The comparison usually shares one real feature. That shared feature is then treated as if it erased every difference around it.
Why it's fallacious
Comparisons carry an implied claim: these things are alike in the respect we're discussing. When the likeness is superficial and the differences are decisive, the comparison smuggles in a conclusion the evidence doesn't support. Two things being members of the same broad category doesn't make them equivalent for the purpose at hand.
A jaywalker and a bank robber both broke the law. Equating them because of that shared fact would obscure everything that matters: harm, intent, scale. The category "lawbreaker" is real and useless here.
Canonical example
"Both candidates have had ethics questions raised, so really they're equally corrupt. It's a wash."

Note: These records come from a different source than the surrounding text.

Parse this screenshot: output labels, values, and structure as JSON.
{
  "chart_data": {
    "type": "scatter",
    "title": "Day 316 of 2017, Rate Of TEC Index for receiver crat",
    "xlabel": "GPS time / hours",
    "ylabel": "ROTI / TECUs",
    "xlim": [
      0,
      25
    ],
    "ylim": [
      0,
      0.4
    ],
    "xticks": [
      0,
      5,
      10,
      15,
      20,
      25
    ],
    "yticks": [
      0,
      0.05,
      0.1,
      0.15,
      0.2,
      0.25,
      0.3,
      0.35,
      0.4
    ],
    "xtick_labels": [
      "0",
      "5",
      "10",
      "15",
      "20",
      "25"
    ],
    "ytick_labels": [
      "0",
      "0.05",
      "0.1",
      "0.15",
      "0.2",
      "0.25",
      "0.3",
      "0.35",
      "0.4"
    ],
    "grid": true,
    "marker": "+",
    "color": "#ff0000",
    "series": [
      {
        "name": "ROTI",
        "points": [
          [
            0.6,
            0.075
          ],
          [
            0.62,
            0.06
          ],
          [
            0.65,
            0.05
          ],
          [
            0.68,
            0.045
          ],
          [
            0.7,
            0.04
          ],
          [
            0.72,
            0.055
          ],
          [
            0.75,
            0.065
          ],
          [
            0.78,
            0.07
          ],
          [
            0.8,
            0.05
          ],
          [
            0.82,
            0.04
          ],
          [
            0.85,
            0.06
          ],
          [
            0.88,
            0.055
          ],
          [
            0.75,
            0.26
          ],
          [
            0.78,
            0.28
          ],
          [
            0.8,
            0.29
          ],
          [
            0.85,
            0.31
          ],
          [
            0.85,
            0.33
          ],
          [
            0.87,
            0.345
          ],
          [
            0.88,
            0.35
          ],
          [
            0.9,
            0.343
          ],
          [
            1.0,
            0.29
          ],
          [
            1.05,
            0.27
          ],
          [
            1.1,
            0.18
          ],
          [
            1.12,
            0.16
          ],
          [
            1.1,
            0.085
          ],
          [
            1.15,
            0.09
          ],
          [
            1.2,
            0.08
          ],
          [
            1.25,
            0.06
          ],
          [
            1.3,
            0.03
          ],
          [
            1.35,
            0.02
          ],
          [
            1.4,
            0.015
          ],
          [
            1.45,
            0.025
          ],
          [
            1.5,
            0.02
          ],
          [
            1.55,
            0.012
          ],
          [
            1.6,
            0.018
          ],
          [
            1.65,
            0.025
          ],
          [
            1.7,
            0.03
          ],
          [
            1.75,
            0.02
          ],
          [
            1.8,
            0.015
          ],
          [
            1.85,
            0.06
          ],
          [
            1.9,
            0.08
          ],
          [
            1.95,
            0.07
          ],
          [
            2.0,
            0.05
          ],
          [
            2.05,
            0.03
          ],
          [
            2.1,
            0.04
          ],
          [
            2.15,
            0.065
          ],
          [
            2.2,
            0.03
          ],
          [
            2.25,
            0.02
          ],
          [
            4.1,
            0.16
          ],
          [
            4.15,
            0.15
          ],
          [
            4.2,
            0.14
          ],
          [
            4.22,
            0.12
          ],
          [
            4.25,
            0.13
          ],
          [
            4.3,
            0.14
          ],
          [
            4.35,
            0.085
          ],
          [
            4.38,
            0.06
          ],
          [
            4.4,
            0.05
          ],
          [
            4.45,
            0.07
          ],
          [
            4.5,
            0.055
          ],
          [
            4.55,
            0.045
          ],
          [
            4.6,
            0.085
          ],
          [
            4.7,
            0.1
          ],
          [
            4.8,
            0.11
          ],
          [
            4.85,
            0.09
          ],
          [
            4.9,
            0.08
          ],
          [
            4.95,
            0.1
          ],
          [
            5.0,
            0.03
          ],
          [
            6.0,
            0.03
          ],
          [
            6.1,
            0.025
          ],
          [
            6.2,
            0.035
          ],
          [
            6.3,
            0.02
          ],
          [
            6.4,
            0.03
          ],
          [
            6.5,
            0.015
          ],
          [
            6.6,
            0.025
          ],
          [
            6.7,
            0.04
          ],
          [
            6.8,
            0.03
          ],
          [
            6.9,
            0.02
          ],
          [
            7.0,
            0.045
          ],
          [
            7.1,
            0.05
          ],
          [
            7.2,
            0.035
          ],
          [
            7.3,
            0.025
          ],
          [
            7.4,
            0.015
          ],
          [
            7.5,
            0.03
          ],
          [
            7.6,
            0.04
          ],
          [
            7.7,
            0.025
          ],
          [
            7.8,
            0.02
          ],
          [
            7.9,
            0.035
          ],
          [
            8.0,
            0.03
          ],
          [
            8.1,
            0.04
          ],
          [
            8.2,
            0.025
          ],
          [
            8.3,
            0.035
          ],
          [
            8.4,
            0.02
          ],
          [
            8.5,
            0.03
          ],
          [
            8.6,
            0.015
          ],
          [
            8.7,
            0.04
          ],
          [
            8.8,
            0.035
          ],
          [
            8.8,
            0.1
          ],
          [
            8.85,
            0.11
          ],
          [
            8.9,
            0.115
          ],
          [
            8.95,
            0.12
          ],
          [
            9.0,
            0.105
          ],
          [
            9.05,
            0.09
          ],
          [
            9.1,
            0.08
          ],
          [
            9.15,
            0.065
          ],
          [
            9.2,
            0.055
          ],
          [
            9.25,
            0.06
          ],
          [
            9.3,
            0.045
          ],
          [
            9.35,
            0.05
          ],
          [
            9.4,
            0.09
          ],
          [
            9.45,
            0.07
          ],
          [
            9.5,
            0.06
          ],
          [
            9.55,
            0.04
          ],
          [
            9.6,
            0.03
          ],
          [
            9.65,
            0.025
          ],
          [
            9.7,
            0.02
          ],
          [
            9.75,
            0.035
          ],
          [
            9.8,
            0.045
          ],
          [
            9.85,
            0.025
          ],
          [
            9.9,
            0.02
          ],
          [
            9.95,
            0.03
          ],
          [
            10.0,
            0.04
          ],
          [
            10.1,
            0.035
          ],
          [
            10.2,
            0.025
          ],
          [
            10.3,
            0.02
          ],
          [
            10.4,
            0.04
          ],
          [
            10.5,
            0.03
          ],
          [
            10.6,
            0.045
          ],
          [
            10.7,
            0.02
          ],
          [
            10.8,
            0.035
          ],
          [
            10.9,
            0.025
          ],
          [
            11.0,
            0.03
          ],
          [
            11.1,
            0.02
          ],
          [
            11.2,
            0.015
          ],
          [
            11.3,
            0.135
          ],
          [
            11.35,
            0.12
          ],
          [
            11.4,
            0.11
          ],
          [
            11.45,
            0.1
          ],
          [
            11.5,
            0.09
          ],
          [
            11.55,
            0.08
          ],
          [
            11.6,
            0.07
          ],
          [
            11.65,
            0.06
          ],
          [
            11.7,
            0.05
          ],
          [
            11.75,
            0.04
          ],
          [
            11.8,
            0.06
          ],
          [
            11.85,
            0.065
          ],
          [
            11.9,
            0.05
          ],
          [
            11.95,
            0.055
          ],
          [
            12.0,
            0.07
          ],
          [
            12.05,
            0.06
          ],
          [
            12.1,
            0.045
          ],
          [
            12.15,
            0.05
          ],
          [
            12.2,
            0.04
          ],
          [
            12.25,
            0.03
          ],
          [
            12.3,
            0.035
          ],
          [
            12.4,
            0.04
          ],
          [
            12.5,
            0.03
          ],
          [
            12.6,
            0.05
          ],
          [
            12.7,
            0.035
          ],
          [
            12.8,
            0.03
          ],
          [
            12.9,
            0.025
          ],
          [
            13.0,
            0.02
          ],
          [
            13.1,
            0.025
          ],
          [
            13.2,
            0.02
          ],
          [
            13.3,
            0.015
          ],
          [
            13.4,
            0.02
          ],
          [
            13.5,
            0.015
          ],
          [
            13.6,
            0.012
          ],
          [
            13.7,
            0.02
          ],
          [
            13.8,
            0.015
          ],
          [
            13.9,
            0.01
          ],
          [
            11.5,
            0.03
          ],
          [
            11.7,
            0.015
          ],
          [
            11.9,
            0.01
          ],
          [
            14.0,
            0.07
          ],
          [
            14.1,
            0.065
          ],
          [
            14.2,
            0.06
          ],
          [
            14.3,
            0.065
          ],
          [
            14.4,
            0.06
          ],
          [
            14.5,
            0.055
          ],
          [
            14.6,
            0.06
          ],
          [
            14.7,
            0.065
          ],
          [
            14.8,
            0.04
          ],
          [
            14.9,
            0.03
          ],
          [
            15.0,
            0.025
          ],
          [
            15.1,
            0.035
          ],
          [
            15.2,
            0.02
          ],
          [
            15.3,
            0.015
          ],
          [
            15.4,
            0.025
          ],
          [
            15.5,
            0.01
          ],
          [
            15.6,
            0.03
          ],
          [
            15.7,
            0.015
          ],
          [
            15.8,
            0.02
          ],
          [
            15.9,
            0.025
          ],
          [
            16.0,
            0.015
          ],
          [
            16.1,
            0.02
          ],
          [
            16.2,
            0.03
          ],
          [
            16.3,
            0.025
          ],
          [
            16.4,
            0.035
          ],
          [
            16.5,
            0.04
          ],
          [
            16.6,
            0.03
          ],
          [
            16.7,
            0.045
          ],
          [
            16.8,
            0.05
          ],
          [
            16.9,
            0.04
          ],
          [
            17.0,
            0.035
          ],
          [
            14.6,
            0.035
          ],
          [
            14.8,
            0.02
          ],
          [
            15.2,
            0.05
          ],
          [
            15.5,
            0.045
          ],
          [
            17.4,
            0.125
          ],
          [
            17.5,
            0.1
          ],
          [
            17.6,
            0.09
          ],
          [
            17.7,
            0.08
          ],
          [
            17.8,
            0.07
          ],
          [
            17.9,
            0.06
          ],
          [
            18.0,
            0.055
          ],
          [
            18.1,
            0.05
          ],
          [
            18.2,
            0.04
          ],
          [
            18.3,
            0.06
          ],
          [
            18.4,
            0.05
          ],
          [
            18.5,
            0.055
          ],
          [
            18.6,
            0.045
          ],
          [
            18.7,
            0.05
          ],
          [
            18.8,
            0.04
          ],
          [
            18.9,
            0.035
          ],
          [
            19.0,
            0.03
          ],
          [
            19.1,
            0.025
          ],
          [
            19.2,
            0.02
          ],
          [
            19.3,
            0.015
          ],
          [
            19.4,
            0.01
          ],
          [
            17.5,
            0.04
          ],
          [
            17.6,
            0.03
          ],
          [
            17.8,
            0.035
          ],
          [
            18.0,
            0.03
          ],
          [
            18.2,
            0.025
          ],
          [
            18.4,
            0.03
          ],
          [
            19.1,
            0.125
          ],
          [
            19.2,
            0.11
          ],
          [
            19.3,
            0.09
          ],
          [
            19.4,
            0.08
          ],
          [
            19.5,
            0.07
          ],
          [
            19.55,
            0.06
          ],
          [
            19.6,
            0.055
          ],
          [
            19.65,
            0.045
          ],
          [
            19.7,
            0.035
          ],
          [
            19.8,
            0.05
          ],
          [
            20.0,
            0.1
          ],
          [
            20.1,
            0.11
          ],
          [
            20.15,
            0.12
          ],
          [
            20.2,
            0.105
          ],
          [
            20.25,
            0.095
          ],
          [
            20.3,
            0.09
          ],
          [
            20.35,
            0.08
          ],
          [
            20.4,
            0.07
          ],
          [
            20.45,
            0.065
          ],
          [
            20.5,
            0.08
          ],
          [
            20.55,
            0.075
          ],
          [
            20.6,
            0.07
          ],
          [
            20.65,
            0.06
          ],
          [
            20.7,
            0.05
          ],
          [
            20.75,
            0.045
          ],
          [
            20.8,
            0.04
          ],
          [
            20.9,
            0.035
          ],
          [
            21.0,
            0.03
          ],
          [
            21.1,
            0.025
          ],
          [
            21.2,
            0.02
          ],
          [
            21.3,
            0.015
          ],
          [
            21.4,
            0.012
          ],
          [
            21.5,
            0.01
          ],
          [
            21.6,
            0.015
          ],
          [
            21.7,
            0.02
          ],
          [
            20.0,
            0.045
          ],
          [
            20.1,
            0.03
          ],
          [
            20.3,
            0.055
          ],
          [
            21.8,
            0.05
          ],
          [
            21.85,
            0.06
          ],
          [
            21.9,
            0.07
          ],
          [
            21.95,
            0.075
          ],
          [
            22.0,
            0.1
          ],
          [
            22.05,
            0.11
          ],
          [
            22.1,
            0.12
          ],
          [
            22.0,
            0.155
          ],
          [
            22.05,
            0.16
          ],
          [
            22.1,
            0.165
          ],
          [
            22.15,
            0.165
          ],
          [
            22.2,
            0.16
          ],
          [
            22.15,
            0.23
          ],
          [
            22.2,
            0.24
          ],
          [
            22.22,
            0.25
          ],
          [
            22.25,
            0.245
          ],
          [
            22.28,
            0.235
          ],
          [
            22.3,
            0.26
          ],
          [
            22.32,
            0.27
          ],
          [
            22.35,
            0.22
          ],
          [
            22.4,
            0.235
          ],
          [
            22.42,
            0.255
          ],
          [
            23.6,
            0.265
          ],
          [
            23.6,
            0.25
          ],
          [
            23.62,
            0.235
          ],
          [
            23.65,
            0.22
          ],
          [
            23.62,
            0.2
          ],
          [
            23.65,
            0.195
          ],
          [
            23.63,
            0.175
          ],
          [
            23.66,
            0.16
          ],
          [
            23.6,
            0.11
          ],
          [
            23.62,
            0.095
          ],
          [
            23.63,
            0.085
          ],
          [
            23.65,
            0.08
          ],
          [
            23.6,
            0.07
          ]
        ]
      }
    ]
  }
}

"Ethics questions raised" is doing enormous work in that sentence. A parking-ticket dispute and a federal indictment can both be described as "ethics questions raised." Collapsing them into a single bucket called "equally corrupt" treats radically different magnitudes as the same, and lets the speaker dismiss the comparison entirely. The shared label hides the difference that the argument is actually about.
Counter-example (not a fallacy)
"Both of these data breaches exposed customer payment information to the same kind of attack, affected a similar number of users, and stemmed from the same unpatched vulnerability. Treating them as comparable is fair."
This isn't false equivalence. The two things are alike in precisely the respects the argument depends on: cause, scale, and consequence. A comparison is legitimate when the shared features are the relevant ones and the differences don't undermine the point. The fallacy only appears when the differences that matter are waved away.
The line: are the things alike in the way the argument needs them to be, or only in some surface label?
How to fix it
If you've been linked here, check whether the two things you compared are actually alike in the dimension that matters to your point, not just in some shared word. The fix is to name the specific respect in which they're comparable and confirm the differences don't sink the comparison. "Both are X" is only an argument if X is the thing under discussion. If the scale, intent, or consequences differ sharply, either account for that or drop the comparison.
If you're on the receiving end, name the difference being smoothed over: "Those aren't the same in the way that matters here. One is X, the other is Y, and that gap is the whole point." A real comparison can defend its likeness on the relevant axis.